I saw the horror as the reporters were on scene first thing on Monday. I could not believe my eyes. I lived in Boston and know much of that area. I enjoyed walking and shopping there. Note not necessarily buying. I was a lowly secretary and barely made rent and food.
Boston is a fun town and very diverse. When I lived there in 1968 I had two girls across the way one from India and one from Panama. The guys upstairs were from Iran. I did not know much of their culture and now understand why they rarely spoke to me other than the occasional hello. The guy downstairs was from Illinois. My two roommates were from Massachusetts. I did not give terror or fear a thought. I was naive and friendly and believed everyone else would be the same. We lived in a secure building key to get in the door and key to get in the apartment.

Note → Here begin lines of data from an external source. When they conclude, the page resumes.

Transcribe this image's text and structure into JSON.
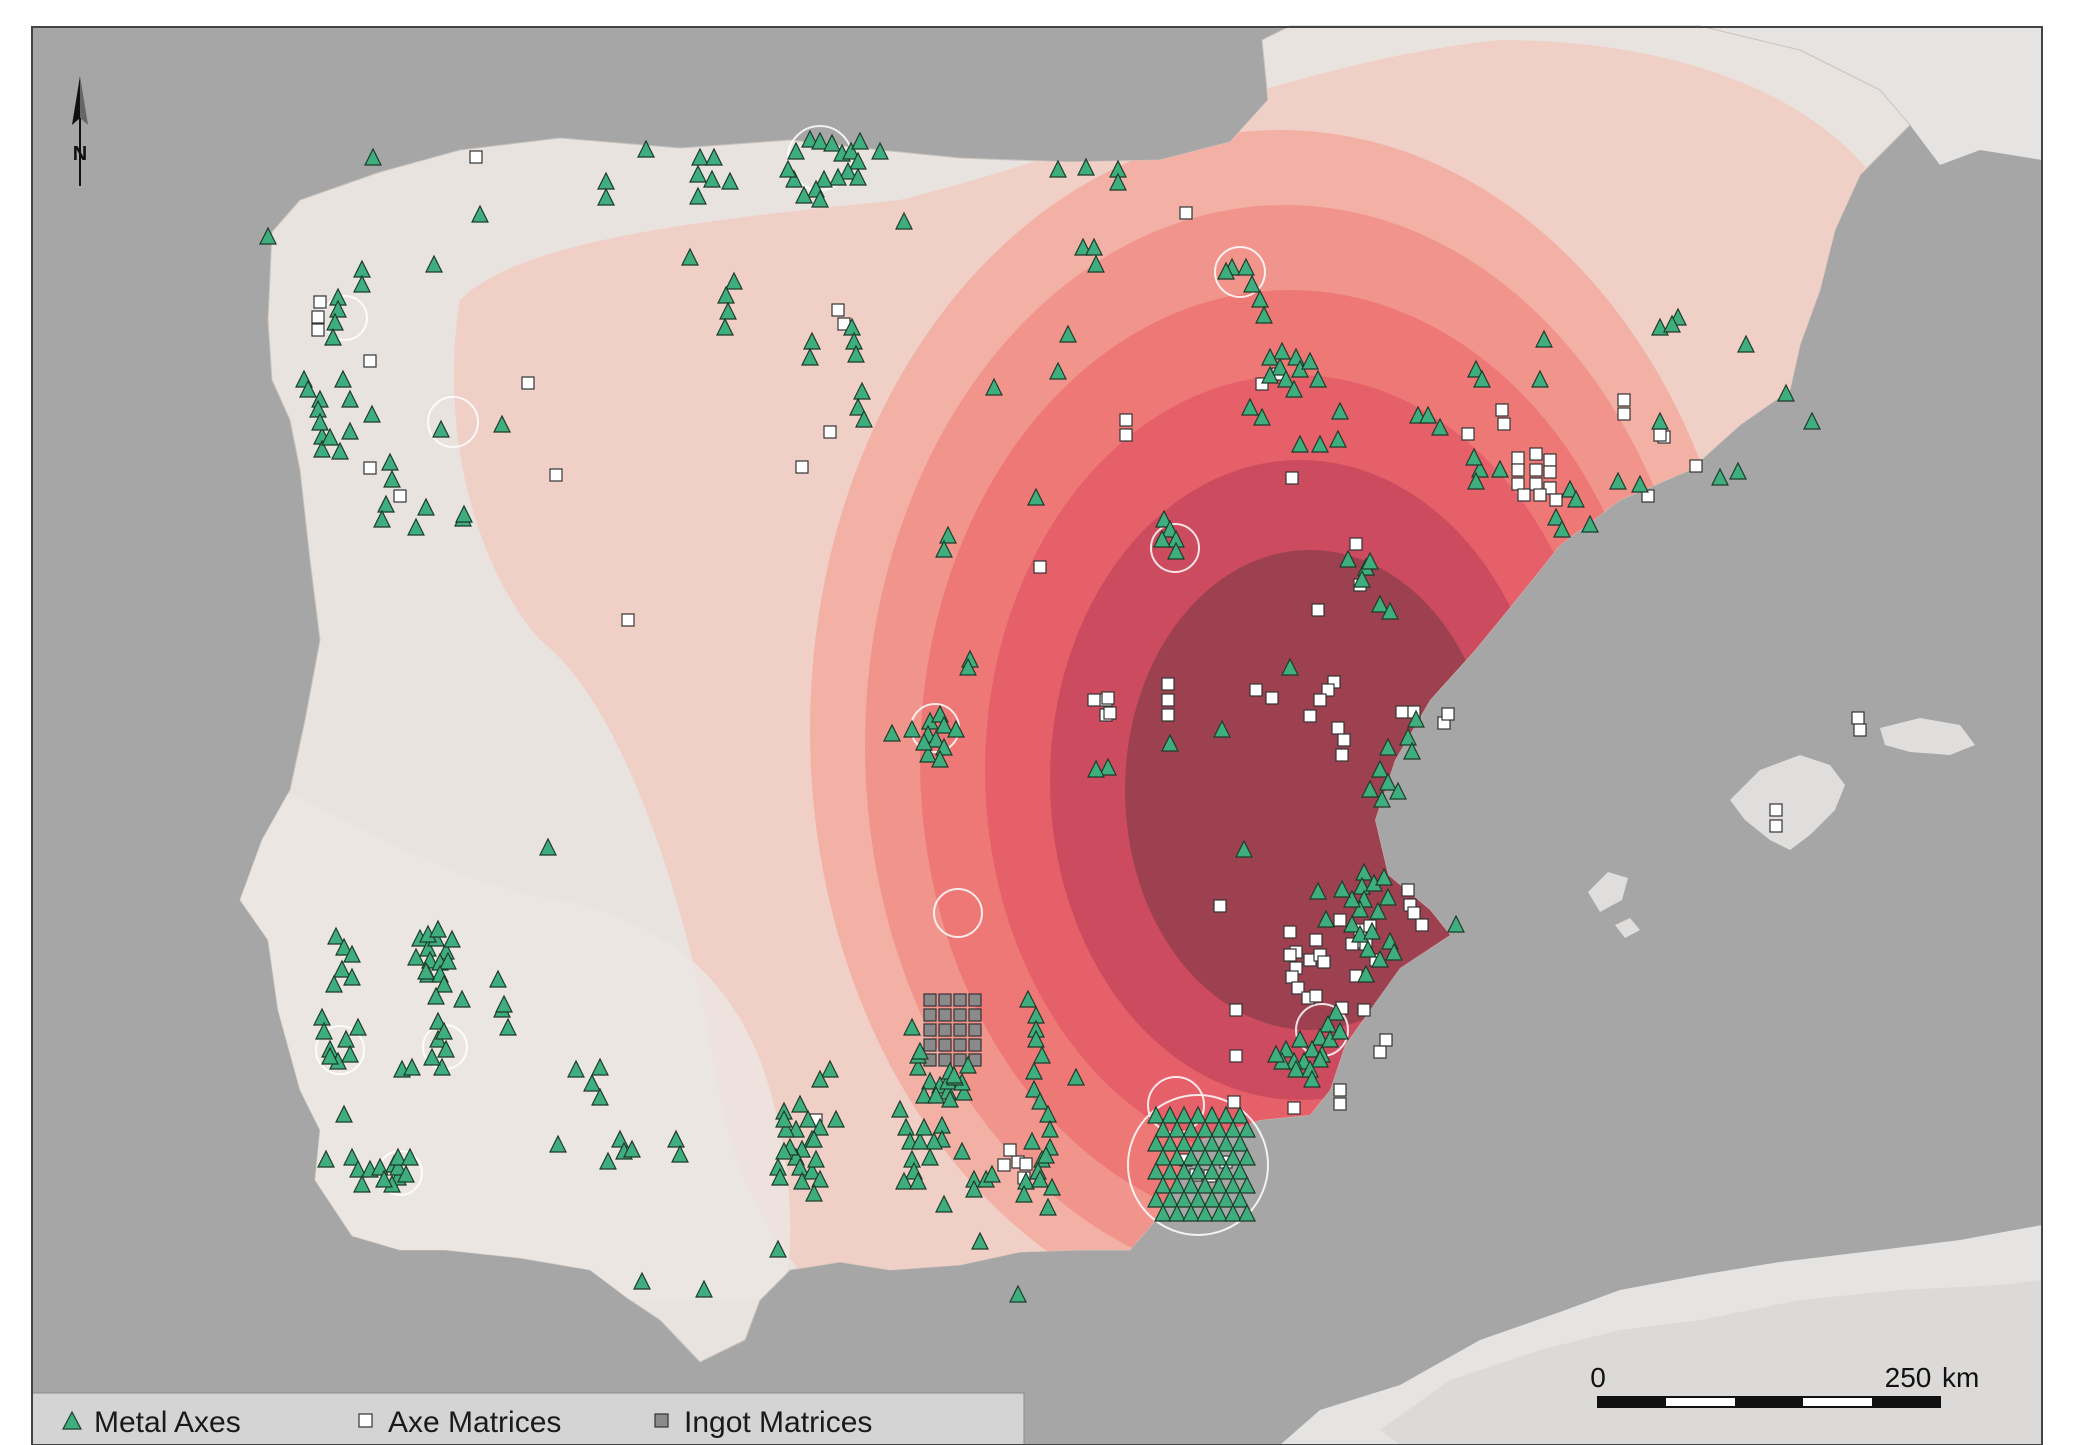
{
  "map": {
    "north_label": "N",
    "legend": {
      "metal_axes": "Metal Axes",
      "axe_matrices": "Axe Matrices",
      "ingot_matrices": "Ingot Matrices"
    },
    "scale": {
      "start": "0",
      "end": "250",
      "unit": "km"
    },
    "colors": {
      "sea": "#a6a6a6",
      "land": "#e8e3df",
      "axe_fill": "#3fae7e",
      "density_low": "#f2cfc7",
      "density_high": "#7d3a4f"
    }
  }
}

It appears from what I have heard that these two boys were similar. No large warning signs that they could commit such a heinous act. Makes me wonder has the world gone mad?
This past weekend I was with a group of very dear people as my husband and I worked further with the ministry we have given 25 years to foster in this world. On Friday evenings we enjoy a social time. The conversation was centered at the time around, “Did they get him?” The second bomber was supposedly cornered in Watertown, MA. His brother was dead. We were all discussing the current events.
I heard this one sweet lady say, “I prayed for him.” I stopped in my tracks. I thought about what she said. I went to her and said, “How kind of you to do that I am not sure I could.” She replied that despite what he had done he was someone’s child. He had a mother and a father. What she did and what she said has stayed with me all weekend and I am certain will for a few days to come. I thought this friend was pretty special and now I am thinking Sainthood!!!
I am not so certain I could have those feelings immediately yet are we not called to do that in the Christian faith? Turn the other cheek? Pray for those who persecute you? When one of our kids does something what is the first thing we say? You are grounded? Go to your room? Maybe there is a better way?
I am certain the mother of these two young men is disappointed maybe even horrified by what they have done. Not sure of this, yet being a Christian mother I would be. Our children can disappoint us. Our children can often make mistakes. They make poor choices – certainly not on this level – still poor choices. Can we forgive and move on? Perhaps this is the toughest part of being a parent isn’t it? There also have to be consequences for some thing of course I understand that. Yet don’t some parents throw the baby out with the bath water to use a phrase?
In the end I think I will try to emulate my friend. I can see the mistake and am called to pray for those who have done wrong. Even the simplest wrong doing by even our own perfect children. It occurs to me as I sum up that this may be the difference of a parent and a grandparent. If a parent used the grandparents lens to look at things, the children might be reprimanded though not quite so harshly while yet still learning right from wrong? Maybe that would be a good thing???